J’ai pu remarquer au passage « l’amour » d’Ed. Lagroue pour la méthode je l’en remercie. Seule une approche méthodique nous permettra de tenir un discours raisonnable et responsable sur le vodou dont l’objet est conforme à la question ou au problème de départ. Au début de ce débat je m’étais intéressé à la nature des discours tenus jusque là sur ce sujet. Force est de constater un mélange récurrent entre un savoir qui n’a pour fondement que le sens commun et un autre qui peut avoir une valeur scientifique. Le problème se pose de cette manière au lecteur : comment dissocier les arguments scientifiques des arguments du sens commun, surtout lorsqu’une même personne dans un même texte tient ce discours manifestement d’une double origine.
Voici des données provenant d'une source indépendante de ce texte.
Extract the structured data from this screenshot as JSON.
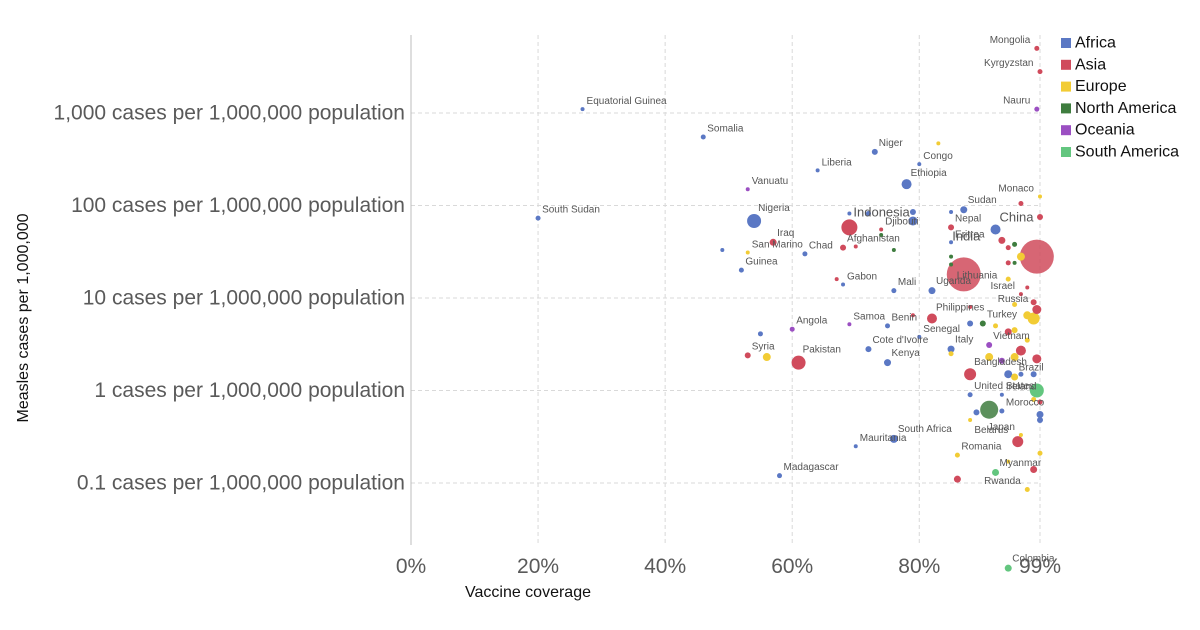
{
  "chart_data": {
    "type": "scatter",
    "title": "",
    "xlabel": "Vaccine coverage",
    "ylabel": "Measles cases per 1,000,000",
    "x_scale": "linear",
    "y_scale": "log",
    "xlim": [
      0,
      99
    ],
    "ylim": [
      0.006,
      6000
    ],
    "grid": true,
    "legend_position": "top-right",
    "x_ticks": [
      {
        "value": 0,
        "label": "0%"
      },
      {
        "value": 20,
        "label": "20%"
      },
      {
        "value": 40,
        "label": "40%"
      },
      {
        "value": 60,
        "label": "60%"
      },
      {
        "value": 80,
        "label": "80%"
      },
      {
        "value": 99,
        "label": "99%"
      }
    ],
    "y_ticks": [
      {
        "value": 0.1,
        "label": "0.1 cases per 1,000,000 population"
      },
      {
        "value": 1,
        "label": "1 cases per 1,000,000 population"
      },
      {
        "value": 10,
        "label": "10 cases per 1,000,000 population"
      },
      {
        "value": 100,
        "label": "100 cases per 1,000,000 population"
      },
      {
        "value": 1000,
        "label": "1,000 cases per 1,000,000 population"
      }
    ],
    "legend": [
      {
        "name": "Africa",
        "color": "#5b78c4"
      },
      {
        "name": "Asia",
        "color": "#d04b5c"
      },
      {
        "name": "Europe",
        "color": "#f2cc35"
      },
      {
        "name": "North America",
        "color": "#3f7d3f"
      },
      {
        "name": "Oceania",
        "color": "#9b4fc2"
      },
      {
        "name": "South America",
        "color": "#63c67f"
      }
    ],
    "points": [
      {
        "x": 98.5,
        "y": 5000,
        "r": 2.5,
        "region": "Asia",
        "label": "Mongolia"
      },
      {
        "x": 99,
        "y": 2800,
        "r": 2.5,
        "region": "Asia",
        "label": "Kyrgyzstan"
      },
      {
        "x": 98.5,
        "y": 1100,
        "r": 2.5,
        "region": "Oceania",
        "label": "Nauru"
      },
      {
        "x": 27,
        "y": 1100,
        "r": 2,
        "region": "Africa",
        "label": "Equatorial Guinea"
      },
      {
        "x": 46,
        "y": 550,
        "r": 2.5,
        "region": "Africa",
        "label": "Somalia"
      },
      {
        "x": 73,
        "y": 380,
        "r": 3,
        "region": "Africa",
        "label": "Niger"
      },
      {
        "x": 83,
        "y": 470,
        "r": 2,
        "region": "Europe",
        "label": ""
      },
      {
        "x": 80,
        "y": 280,
        "r": 2,
        "region": "Africa",
        "label": "Congo"
      },
      {
        "x": 64,
        "y": 240,
        "r": 2,
        "region": "Africa",
        "label": "Liberia"
      },
      {
        "x": 78,
        "y": 170,
        "r": 5,
        "region": "Africa",
        "label": "Ethiopia"
      },
      {
        "x": 53,
        "y": 150,
        "r": 2,
        "region": "Oceania",
        "label": "Vanuatu"
      },
      {
        "x": 99,
        "y": 125,
        "r": 2,
        "region": "Europe",
        "label": "Monaco"
      },
      {
        "x": 96,
        "y": 105,
        "r": 2.5,
        "region": "Asia",
        "label": ""
      },
      {
        "x": 87,
        "y": 90,
        "r": 3.5,
        "region": "Africa",
        "label": "Sudan"
      },
      {
        "x": 85,
        "y": 85,
        "r": 2,
        "region": "Africa",
        "label": ""
      },
      {
        "x": 99,
        "y": 75,
        "r": 3,
        "region": "Asia",
        "label": ""
      },
      {
        "x": 20,
        "y": 73,
        "r": 2.5,
        "region": "Africa",
        "label": "South Sudan"
      },
      {
        "x": 54,
        "y": 68,
        "r": 7,
        "region": "Africa",
        "label": "Nigeria"
      },
      {
        "x": 69,
        "y": 82,
        "r": 2,
        "region": "Africa",
        "label": ""
      },
      {
        "x": 69,
        "y": 58,
        "r": 8,
        "region": "Asia",
        "label": "Indonesia"
      },
      {
        "x": 72,
        "y": 82,
        "r": 2.5,
        "region": "Africa",
        "label": ""
      },
      {
        "x": 79,
        "y": 85,
        "r": 3,
        "region": "Africa",
        "label": ""
      },
      {
        "x": 79,
        "y": 68,
        "r": 4.5,
        "region": "Africa",
        "label": ""
      },
      {
        "x": 74,
        "y": 55,
        "r": 2,
        "region": "Asia",
        "label": "Djibouti"
      },
      {
        "x": 74,
        "y": 48,
        "r": 2,
        "region": "North America",
        "label": ""
      },
      {
        "x": 85,
        "y": 58,
        "r": 3,
        "region": "Asia",
        "label": "Nepal"
      },
      {
        "x": 92,
        "y": 55,
        "r": 5,
        "region": "Africa",
        "label": "China"
      },
      {
        "x": 98.5,
        "y": 28,
        "r": 17,
        "region": "Asia",
        "label": ""
      },
      {
        "x": 96,
        "y": 28,
        "r": 4,
        "region": "Europe",
        "label": ""
      },
      {
        "x": 93,
        "y": 42,
        "r": 3.5,
        "region": "Asia",
        "label": ""
      },
      {
        "x": 95,
        "y": 38,
        "r": 2.5,
        "region": "North America",
        "label": ""
      },
      {
        "x": 94,
        "y": 35,
        "r": 2.5,
        "region": "Asia",
        "label": ""
      },
      {
        "x": 85,
        "y": 40,
        "r": 2,
        "region": "Africa",
        "label": "Eritrea"
      },
      {
        "x": 57,
        "y": 40,
        "r": 3.5,
        "region": "Asia",
        "label": "Iraq"
      },
      {
        "x": 68,
        "y": 35,
        "r": 3,
        "region": "Asia",
        "label": "Afghanistan"
      },
      {
        "x": 70,
        "y": 36,
        "r": 2,
        "region": "Asia",
        "label": ""
      },
      {
        "x": 49,
        "y": 33,
        "r": 2,
        "region": "Africa",
        "label": ""
      },
      {
        "x": 53,
        "y": 31,
        "r": 2,
        "region": "Europe",
        "label": "San Marino"
      },
      {
        "x": 62,
        "y": 30,
        "r": 2.5,
        "region": "Africa",
        "label": "Chad"
      },
      {
        "x": 76,
        "y": 33,
        "r": 2,
        "region": "North America",
        "label": ""
      },
      {
        "x": 85,
        "y": 28,
        "r": 2,
        "region": "North America",
        "label": ""
      },
      {
        "x": 87,
        "y": 18,
        "r": 17,
        "region": "Asia",
        "label": ""
      },
      {
        "x": 94,
        "y": 24,
        "r": 2.5,
        "region": "Asia",
        "label": ""
      },
      {
        "x": 95,
        "y": 24,
        "r": 2,
        "region": "North America",
        "label": ""
      },
      {
        "x": 85,
        "y": 23,
        "r": 2,
        "region": "North America",
        "label": ""
      },
      {
        "x": 52,
        "y": 20,
        "r": 2.5,
        "region": "Africa",
        "label": "Guinea"
      },
      {
        "x": 67,
        "y": 16,
        "r": 2,
        "region": "Asia",
        "label": ""
      },
      {
        "x": 68,
        "y": 14,
        "r": 2,
        "region": "Africa",
        "label": "Gabon"
      },
      {
        "x": 76,
        "y": 12,
        "r": 2.5,
        "region": "Africa",
        "label": "Mali"
      },
      {
        "x": 82,
        "y": 12,
        "r": 3.5,
        "region": "Africa",
        "label": "Uganda"
      },
      {
        "x": 94,
        "y": 16,
        "r": 2.5,
        "region": "Europe",
        "label": ""
      },
      {
        "x": 97,
        "y": 13,
        "r": 2,
        "region": "Asia",
        "label": ""
      },
      {
        "x": 96,
        "y": 11,
        "r": 2,
        "region": "Asia",
        "label": "Israel"
      },
      {
        "x": 98,
        "y": 9,
        "r": 3,
        "region": "Asia",
        "label": ""
      },
      {
        "x": 95,
        "y": 8.5,
        "r": 2.5,
        "region": "Europe",
        "label": ""
      },
      {
        "x": 98.5,
        "y": 7.5,
        "r": 4.5,
        "region": "Asia",
        "label": "Russia"
      },
      {
        "x": 98,
        "y": 6,
        "r": 6,
        "region": "Europe",
        "label": ""
      },
      {
        "x": 97,
        "y": 6.5,
        "r": 4,
        "region": "Europe",
        "label": ""
      },
      {
        "x": 82,
        "y": 6,
        "r": 5,
        "region": "Asia",
        "label": "Philippines"
      },
      {
        "x": 88,
        "y": 8,
        "r": 2,
        "region": "Asia",
        "label": ""
      },
      {
        "x": 79,
        "y": 6.5,
        "r": 2,
        "region": "Asia",
        "label": ""
      },
      {
        "x": 69,
        "y": 5.2,
        "r": 2,
        "region": "Oceania",
        "label": "Samoa"
      },
      {
        "x": 75,
        "y": 5,
        "r": 2.5,
        "region": "Africa",
        "label": "Benin"
      },
      {
        "x": 88,
        "y": 5.3,
        "r": 3,
        "region": "Africa",
        "label": ""
      },
      {
        "x": 90,
        "y": 5.3,
        "r": 3,
        "region": "North America",
        "label": "Turkey"
      },
      {
        "x": 92,
        "y": 5,
        "r": 2.5,
        "region": "Europe",
        "label": ""
      },
      {
        "x": 94,
        "y": 4.3,
        "r": 3.5,
        "region": "Asia",
        "label": ""
      },
      {
        "x": 95,
        "y": 4.5,
        "r": 3,
        "region": "Europe",
        "label": ""
      },
      {
        "x": 97,
        "y": 3.5,
        "r": 2.5,
        "region": "Europe",
        "label": ""
      },
      {
        "x": 60,
        "y": 4.6,
        "r": 2.5,
        "region": "Oceania",
        "label": "Angola"
      },
      {
        "x": 55,
        "y": 4.1,
        "r": 2.5,
        "region": "Africa",
        "label": ""
      },
      {
        "x": 80,
        "y": 3.8,
        "r": 2,
        "region": "Africa",
        "label": "Senegal"
      },
      {
        "x": 72,
        "y": 2.8,
        "r": 3,
        "region": "Africa",
        "label": "Cote d'Ivoire"
      },
      {
        "x": 85,
        "y": 2.8,
        "r": 3.5,
        "region": "Africa",
        "label": "Italy"
      },
      {
        "x": 85,
        "y": 2.5,
        "r": 2.5,
        "region": "Europe",
        "label": ""
      },
      {
        "x": 91,
        "y": 3.1,
        "r": 3,
        "region": "Oceania",
        "label": "Vietnam"
      },
      {
        "x": 96,
        "y": 2.7,
        "r": 5,
        "region": "Asia",
        "label": ""
      },
      {
        "x": 98.5,
        "y": 2.2,
        "r": 4.5,
        "region": "Asia",
        "label": ""
      },
      {
        "x": 95,
        "y": 2.3,
        "r": 4,
        "region": "Europe",
        "label": ""
      },
      {
        "x": 91,
        "y": 2.3,
        "r": 4,
        "region": "Europe",
        "label": ""
      },
      {
        "x": 93,
        "y": 2.1,
        "r": 3,
        "region": "Oceania",
        "label": ""
      },
      {
        "x": 53,
        "y": 2.4,
        "r": 3,
        "region": "Asia",
        "label": "Syria"
      },
      {
        "x": 56,
        "y": 2.3,
        "r": 4,
        "region": "Europe",
        "label": ""
      },
      {
        "x": 61,
        "y": 2.0,
        "r": 7,
        "region": "Asia",
        "label": "Pakistan"
      },
      {
        "x": 75,
        "y": 2.0,
        "r": 3.5,
        "region": "Africa",
        "label": "Kenya"
      },
      {
        "x": 88,
        "y": 1.5,
        "r": 6,
        "region": "Asia",
        "label": "Bangladesh"
      },
      {
        "x": 94,
        "y": 1.5,
        "r": 4,
        "region": "Africa",
        "label": ""
      },
      {
        "x": 96,
        "y": 1.5,
        "r": 2.5,
        "region": "Africa",
        "label": ""
      },
      {
        "x": 95,
        "y": 1.4,
        "r": 3.5,
        "region": "Europe",
        "label": "Brazil"
      },
      {
        "x": 98,
        "y": 1.5,
        "r": 3,
        "region": "Africa",
        "label": ""
      },
      {
        "x": 98.5,
        "y": 1.0,
        "r": 7,
        "region": "South America",
        "label": ""
      },
      {
        "x": 93,
        "y": 0.9,
        "r": 2,
        "region": "Africa",
        "label": "Ireland"
      },
      {
        "x": 88,
        "y": 0.9,
        "r": 2.5,
        "region": "Africa",
        "label": "United States"
      },
      {
        "x": 98,
        "y": 0.8,
        "r": 2.5,
        "region": "Europe",
        "label": ""
      },
      {
        "x": 99,
        "y": 0.75,
        "r": 2.5,
        "region": "Asia",
        "label": ""
      },
      {
        "x": 91,
        "y": 0.62,
        "r": 9,
        "region": "North America",
        "label": ""
      },
      {
        "x": 89,
        "y": 0.58,
        "r": 3,
        "region": "Africa",
        "label": ""
      },
      {
        "x": 93,
        "y": 0.6,
        "r": 2.5,
        "region": "Africa",
        "label": "Morocco"
      },
      {
        "x": 99,
        "y": 0.55,
        "r": 3.5,
        "region": "Africa",
        "label": ""
      },
      {
        "x": 99,
        "y": 0.48,
        "r": 3,
        "region": "Africa",
        "label": ""
      },
      {
        "x": 88,
        "y": 0.48,
        "r": 2,
        "region": "Europe",
        "label": ""
      },
      {
        "x": 96,
        "y": 0.33,
        "r": 2,
        "region": "Europe",
        "label": "Japan"
      },
      {
        "x": 95.5,
        "y": 0.28,
        "r": 5.5,
        "region": "Asia",
        "label": "Belarus"
      },
      {
        "x": 76,
        "y": 0.3,
        "r": 4,
        "region": "Africa",
        "label": "South Africa"
      },
      {
        "x": 70,
        "y": 0.25,
        "r": 2,
        "region": "Africa",
        "label": "Mauritania"
      },
      {
        "x": 86,
        "y": 0.2,
        "r": 2.5,
        "region": "Europe",
        "label": "Romania"
      },
      {
        "x": 99,
        "y": 0.21,
        "r": 2.5,
        "region": "Europe",
        "label": ""
      },
      {
        "x": 94,
        "y": 0.17,
        "r": 2,
        "region": "Europe",
        "label": ""
      },
      {
        "x": 98,
        "y": 0.14,
        "r": 3.5,
        "region": "Asia",
        "label": ""
      },
      {
        "x": 92,
        "y": 0.13,
        "r": 3.5,
        "region": "South America",
        "label": "Myanmar"
      },
      {
        "x": 86,
        "y": 0.11,
        "r": 3.5,
        "region": "Asia",
        "label": ""
      },
      {
        "x": 58,
        "y": 0.12,
        "r": 2.5,
        "region": "Africa",
        "label": "Madagascar"
      },
      {
        "x": 97,
        "y": 0.085,
        "r": 2.5,
        "region": "Europe",
        "label": "Rwanda"
      },
      {
        "x": 94,
        "y": 0.012,
        "r": 3.5,
        "region": "South America",
        "label": "Colombia"
      }
    ],
    "annotations": [
      {
        "text": "India",
        "anchor_label": "India",
        "x": 85.5,
        "y": 36
      },
      {
        "text": "Lithuania",
        "x": 87,
        "y": 18
      },
      {
        "text": "China",
        "x": 93,
        "y": 55
      }
    ]
  }
}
Les universités haïtiennes en tant qu’établissements scientifiques sont en grande partie responsables des préjugés relatifs au vodou pour n’avoir pas su faire la lumière, rationaliser l’image qu’on a des pratiques vodouesques. Cette situation fait planer de sérieux doutes sur le des différentes Unités de Formation et de Recherche (UFR) ou facultés des sciences humaines et sociales du pays. Le travail qu’on prétend faire sur ces forums qui par définition ne sont pas des espaces scientifiques est avant tout le travail des universités.
Dans mes premières interventions certains de nos compatriotes ont compris que j’ai refusé qu’on critique le vodou. Je ne sais pas comment ils ont fait pour lire de telles choses dans ce que j’ai écrit. Je me suis intéressé à la nature des discours avec pour hypothèse qu’il s’était agi de discours d’origine coloniale. Dire cela n’est pas la même chose que dire qu’il ne faut pas critiquer le vodou.
Certains ont confondu l’anticolonialisme et le racisme, la xénophobie et l’haïtiannité. Juger que quelqu’un est mentalement colonisé parce qu’il est sorti avec ou a épousé un-e blanc-che n’est autre que du racisme. La question se pose autour des valeurs et de l’appropriation de valeurs coloniales dont le racisme. Je ne suis pas de ceux qui définissent la nation haïtienne en fonction d’une couleur de peau. Je pense qu’on peut être bleu, blanc, jaune, vert, noir, blanc et être haïtien authentique. La mentalité coloniale ne fait pas appel ni au lieu de résidence, ni à la religion, ni à la couleur de l’époux-se. La mentalité coloniale est une vision du monde qui n’a pour essence que les valeurs coloniales. On peut tout à fait être mentalement colonisé sans le savoir, mais c’est un autre débat.
Cordialement
Renald
Auriez-vous l’amabilité de m’excuser de n’avoir pas pu, faute de temps, réagir de suite à vos textes. Mon cher Jacques je te remercie sincèrement de l’intérêt que tu portes à mes textes. Quant aux considérations que tu as faites au sujet de l’article intitulé « vodou et colonisation mentale en Haïti », je pense que je ne saurai apporter de réponses plus édifiantes que celles apportées, entre autres, par notre compatriote Zabeth Jean-Bergeron et notre amie Maureen.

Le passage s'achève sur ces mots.